This work addresses the high computational cost of traditional adaptive finite element methods when solving partial differential equations featuring singularities, steep gradients, discontinuities, or moving sources, which often require frequent mesh reconfiguration and handling of non-conforming interfaces. The authors propose a non-conforming multilevel hp-refinement approach that superimposes local overlay meshes—freely insertable, translatable, or removable—onto a fixed background grid. The global solution is constructed by summing approximation spaces across all levels, with homogeneous constraints enforced on artificial overlay boundaries to ensure C⁰ continuity. This method eliminates the need for mesh alignment, substantially reduces inter-level coupling complexity, reuses standard element routines, and maintains exponential convergence for problems with discontinuities, singularities, or moving sources. It achieves accuracy comparable to conforming methods with fewer degrees of freedom, yielding a superior error-to-cost ratio.

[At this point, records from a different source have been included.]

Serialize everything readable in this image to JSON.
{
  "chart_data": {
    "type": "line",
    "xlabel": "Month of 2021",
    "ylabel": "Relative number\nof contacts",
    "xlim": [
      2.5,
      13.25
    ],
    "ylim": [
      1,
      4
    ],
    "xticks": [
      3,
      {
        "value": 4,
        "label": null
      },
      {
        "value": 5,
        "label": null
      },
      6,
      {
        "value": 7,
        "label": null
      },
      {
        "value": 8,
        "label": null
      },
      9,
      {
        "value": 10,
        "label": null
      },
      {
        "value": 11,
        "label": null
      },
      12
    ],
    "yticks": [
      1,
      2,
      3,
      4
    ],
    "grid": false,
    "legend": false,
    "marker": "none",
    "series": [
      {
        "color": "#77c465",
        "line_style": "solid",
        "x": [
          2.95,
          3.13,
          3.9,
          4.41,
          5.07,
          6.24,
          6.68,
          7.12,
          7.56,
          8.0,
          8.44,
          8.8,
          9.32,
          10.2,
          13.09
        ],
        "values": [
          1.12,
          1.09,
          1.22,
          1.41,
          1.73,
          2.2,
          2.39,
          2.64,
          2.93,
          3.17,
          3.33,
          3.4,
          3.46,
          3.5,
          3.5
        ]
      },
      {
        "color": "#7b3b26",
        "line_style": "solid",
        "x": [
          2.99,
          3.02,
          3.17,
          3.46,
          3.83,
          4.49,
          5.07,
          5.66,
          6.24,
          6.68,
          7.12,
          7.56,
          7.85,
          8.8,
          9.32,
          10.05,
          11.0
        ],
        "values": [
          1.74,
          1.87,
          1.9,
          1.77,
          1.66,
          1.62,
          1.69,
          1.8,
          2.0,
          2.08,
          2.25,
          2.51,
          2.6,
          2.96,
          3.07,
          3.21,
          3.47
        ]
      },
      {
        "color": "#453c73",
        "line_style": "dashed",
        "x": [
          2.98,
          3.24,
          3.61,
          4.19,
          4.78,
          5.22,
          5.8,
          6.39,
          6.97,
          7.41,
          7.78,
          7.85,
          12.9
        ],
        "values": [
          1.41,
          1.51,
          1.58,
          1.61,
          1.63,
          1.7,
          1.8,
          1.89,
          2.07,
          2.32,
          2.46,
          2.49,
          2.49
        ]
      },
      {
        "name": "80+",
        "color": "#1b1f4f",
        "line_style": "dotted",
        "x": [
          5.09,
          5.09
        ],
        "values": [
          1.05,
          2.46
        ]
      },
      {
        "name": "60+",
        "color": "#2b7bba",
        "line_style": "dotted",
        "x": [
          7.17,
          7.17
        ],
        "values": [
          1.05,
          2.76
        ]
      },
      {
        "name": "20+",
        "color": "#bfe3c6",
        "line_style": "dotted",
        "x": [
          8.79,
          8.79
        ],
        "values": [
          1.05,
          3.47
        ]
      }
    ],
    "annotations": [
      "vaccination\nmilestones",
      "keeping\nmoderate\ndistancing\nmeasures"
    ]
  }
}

Localized features such as singularities, sharp gradients, discontinuities, and moving sources require adaptive finite element discretizations. Conventional refinement strategies introduce significant computational overhead through mesh-topology modifications, constraint handling for non-matching interfaces, and repeated remeshing with state transfer. This work presents an unfitted multi-level hp-refinement strategy that enriches a fixed base discretization by independently positioned overlay meshes. The global approximation space is constructed by superposition of the active spaces across all refinement levels, while homogeneous constraints on artificial overlay boundaries ensure global $C^0$ continuity. Coupling between non-matching meshes is assembled over admissible integration regions defined by intersections of element partitions, enabling reuse of standard element-level finite element routines within a lightweight superposition framework. In contrast to fitted multi-level approaches, overlay boundaries are not required to align with underlying mesh interfaces. This reduces inter-level coupling and allows refinement zones to be inserted, translated, and removed without modifying the base discretization. Numerical studies for discontinuous and singular benchmark problems, as well as a moving source, demonstrate the performance of the method. The unfitted approach retains exponential convergence for non-smooth problems and achieves improved error-to-cost ratios compared to fitted multi-level hp-refinement. For representative cases, comparable accuracy is obtained with substantially fewer degrees of freedom, while localized high-order refinement accurately tracks moving features.